1.
É uma história muito bonita, uma das mais bonitas.
Contou-me a filha, Laura Simão.
Filha de um pai alcoólico, afundado nas tabernas.
Os gritos eram permanentes, chegava invariavelmente tombado, Laura ainda não sabia andar e já antecipava com lágrimas sérias o bafo a vinho a entrar pela porta dentro.
2.
A mãe Gina, alentejana de Ervidel, nas profundezas do Alentejo, entregou a bebé à sua irmã Rita.

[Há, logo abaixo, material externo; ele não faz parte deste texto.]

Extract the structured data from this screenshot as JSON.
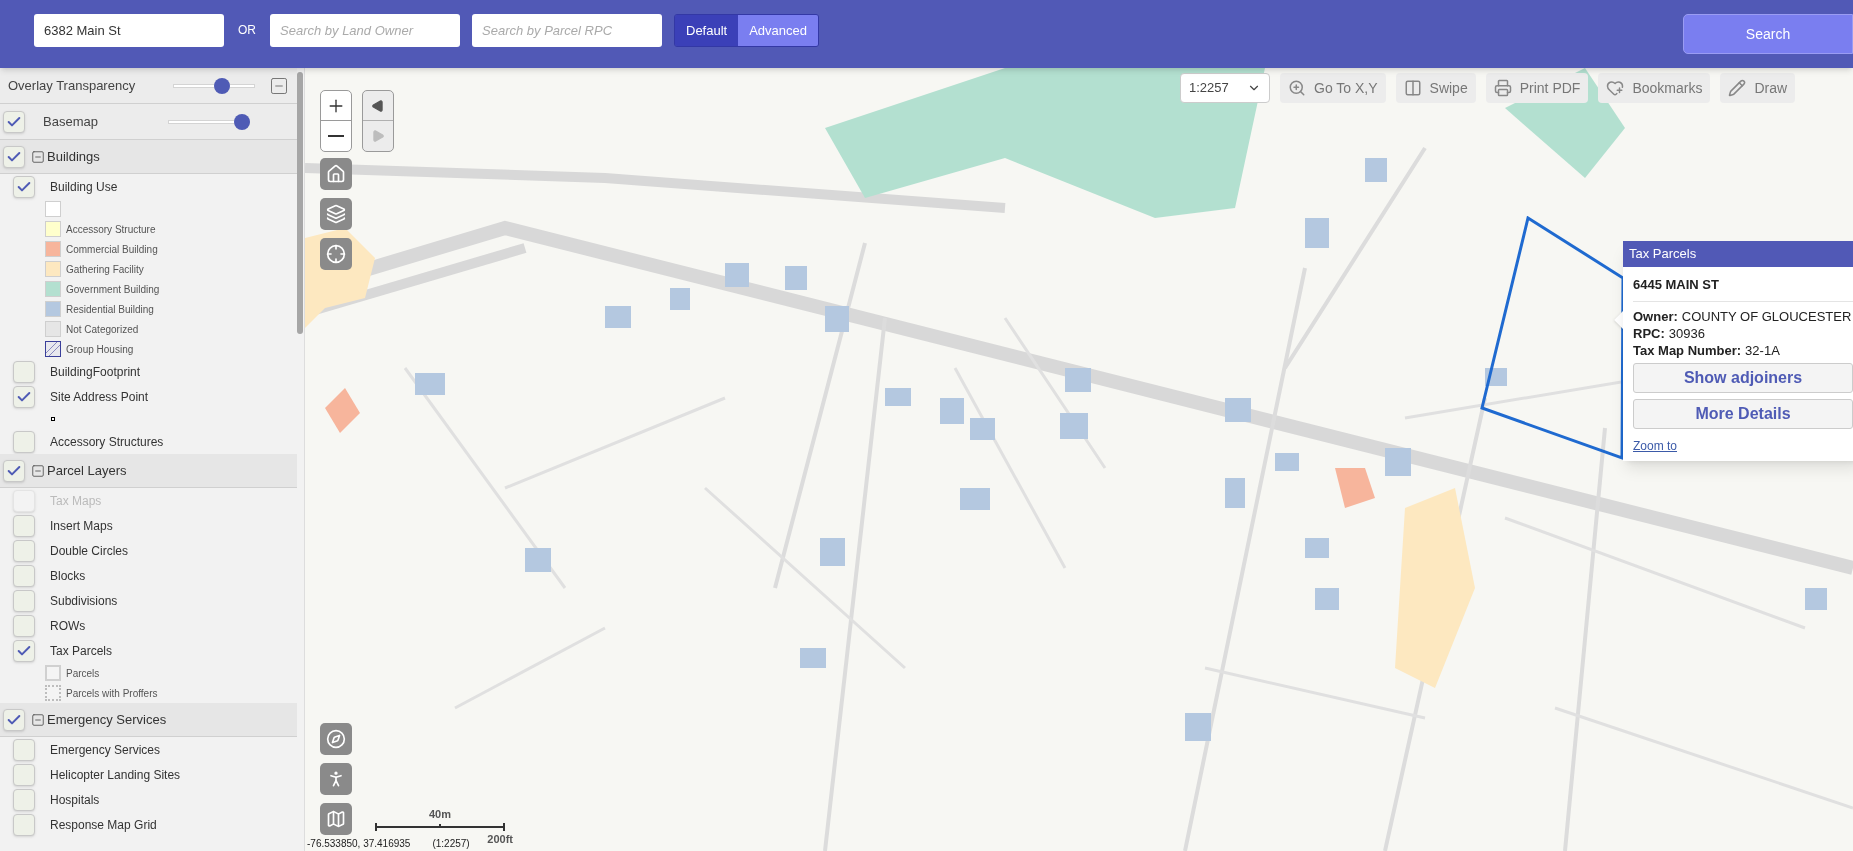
{
  "header": {
    "address_field": {
      "value": "6382 Main St"
    },
    "or_label": "OR",
    "owner_field": {
      "placeholder": "Search by Land Owner"
    },
    "rpc_field": {
      "placeholder": "Search by Parcel RPC"
    },
    "modes": [
      {
        "label": "Default",
        "selected": true
      },
      {
        "label": "Advanced",
        "selected": false
      }
    ],
    "search_button": "Search"
  },
  "sidebar": {
    "overlay_transparency": {
      "label": "Overlay Transparency",
      "level": 0.6
    },
    "basemap": {
      "label": "Basemap",
      "checked": true,
      "level": 0.9
    },
    "groups": [
      {
        "label": "Buildings",
        "checked": true,
        "expanded": true,
        "items": [
          {
            "label": "Building Use",
            "checked": true,
            "disabled": false,
            "legend": [
              {
                "kind": "fill",
                "color": "#ffffff"
              },
              {
                "label": "Accessory Structure",
                "kind": "fill",
                "color": "#ffffcc"
              },
              {
                "label": "Commercial Building",
                "kind": "fill",
                "color": "#f7b59c"
              },
              {
                "label": "Gathering Facility",
                "kind": "fill",
                "color": "#fde8c0"
              },
              {
                "label": "Government Building",
                "kind": "fill",
                "color": "#b3e0d0"
              },
              {
                "label": "Residential Building",
                "kind": "fill",
                "color": "#b4c8e0"
              },
              {
                "label": "Not Categorized",
                "kind": "fill",
                "color": "#e6e6e6"
              },
              {
                "label": "Group Housing",
                "kind": "hatch"
              }
            ]
          },
          {
            "label": "BuildingFootprint",
            "checked": false,
            "disabled": false
          },
          {
            "label": "Site Address Point",
            "checked": true,
            "disabled": false,
            "legend": [
              {
                "kind": "point"
              }
            ]
          },
          {
            "label": "Accessory Structures",
            "checked": false,
            "disabled": false
          }
        ]
      },
      {
        "label": "Parcel Layers",
        "checked": true,
        "expanded": true,
        "items": [
          {
            "label": "Tax Maps",
            "checked": false,
            "disabled": true
          },
          {
            "label": "Insert Maps",
            "checked": false,
            "disabled": false
          },
          {
            "label": "Double Circles",
            "checked": false,
            "disabled": false
          },
          {
            "label": "Blocks",
            "checked": false,
            "disabled": false
          },
          {
            "label": "Subdivisions",
            "checked": false,
            "disabled": false
          },
          {
            "label": "ROWs",
            "checked": false,
            "disabled": false
          },
          {
            "label": "Tax Parcels",
            "checked": true,
            "disabled": false,
            "legend": [
              {
                "label": "Parcels",
                "kind": "outline"
              },
              {
                "label": "Parcels with Proffers",
                "kind": "dotted"
              }
            ]
          }
        ]
      },
      {
        "label": "Emergency Services",
        "checked": true,
        "expanded": true,
        "items": [
          {
            "label": "Emergency Services",
            "checked": false,
            "disabled": false
          },
          {
            "label": "Helicopter Landing Sites",
            "checked": false,
            "disabled": false
          },
          {
            "label": "Hospitals",
            "checked": false,
            "disabled": false
          },
          {
            "label": "Response Map Grid",
            "checked": false,
            "disabled": false
          }
        ]
      }
    ]
  },
  "map": {
    "history": [
      {
        "kind": "back",
        "disabled": false
      },
      {
        "kind": "forward",
        "disabled": true
      }
    ],
    "scale_select": "1:2257",
    "tools": [
      {
        "label": "Go To X,Y",
        "kind": "goto"
      },
      {
        "label": "Swipe",
        "kind": "swipe"
      },
      {
        "label": "Print PDF",
        "kind": "print"
      },
      {
        "label": "Bookmarks",
        "kind": "bookmarks"
      },
      {
        "label": "Draw",
        "kind": "draw"
      }
    ],
    "scale_bar": {
      "metric": "40m",
      "imperial": "200ft"
    },
    "coordinates": "-76.533850, 37.416935",
    "scale_text": "(1:2257)",
    "popup": {
      "title": "Tax Parcels",
      "address": "6445 MAIN ST",
      "fields": [
        {
          "label": "Owner:",
          "value": "COUNTY OF GLOUCESTER"
        },
        {
          "label": "RPC:",
          "value": "30936"
        },
        {
          "label": "Tax Map Number:",
          "value": "32-1A"
        }
      ],
      "buttons": [
        "Show adjoiners",
        "More Details"
      ],
      "link": "Zoom to"
    }
  }
}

Com ela estaria segura, com ela e todas as mulheres que lá moravam.
A tia Lala, a tia Zara, o tio Manelinho, a avó Micaela.
A bebé Laura passou a dormir com a tia Rita numa cama de ferro.
E até aos cinco anos vomitava quase todos os dias. Chegou a ir ao Dr. Pinheiro, médico em Beja, que aconselhou as tias a dar-lhe uma bananinha depois dos vómitos.
Os anos foram passando, Laura ficou bem depois de ser operada à garganta, mas nos seus aniversários a mãe Gina nunca a ajudava a soprar as velas – parecia que era pior nas ocasiões festivas, o pai ficava ainda mais bêbado, ainda mais fora de si, ainda mais na fossa.
3.
A Laura licenciou-se em Sociologia e nasceu-lhe o Afonso, o primeiro neto de Gina e do homem a quem não dei nome, a quem apenas chamei pai.
O pai de Laura.
Que foi diagnosticado com um cancro… tinha o Afonso três anos.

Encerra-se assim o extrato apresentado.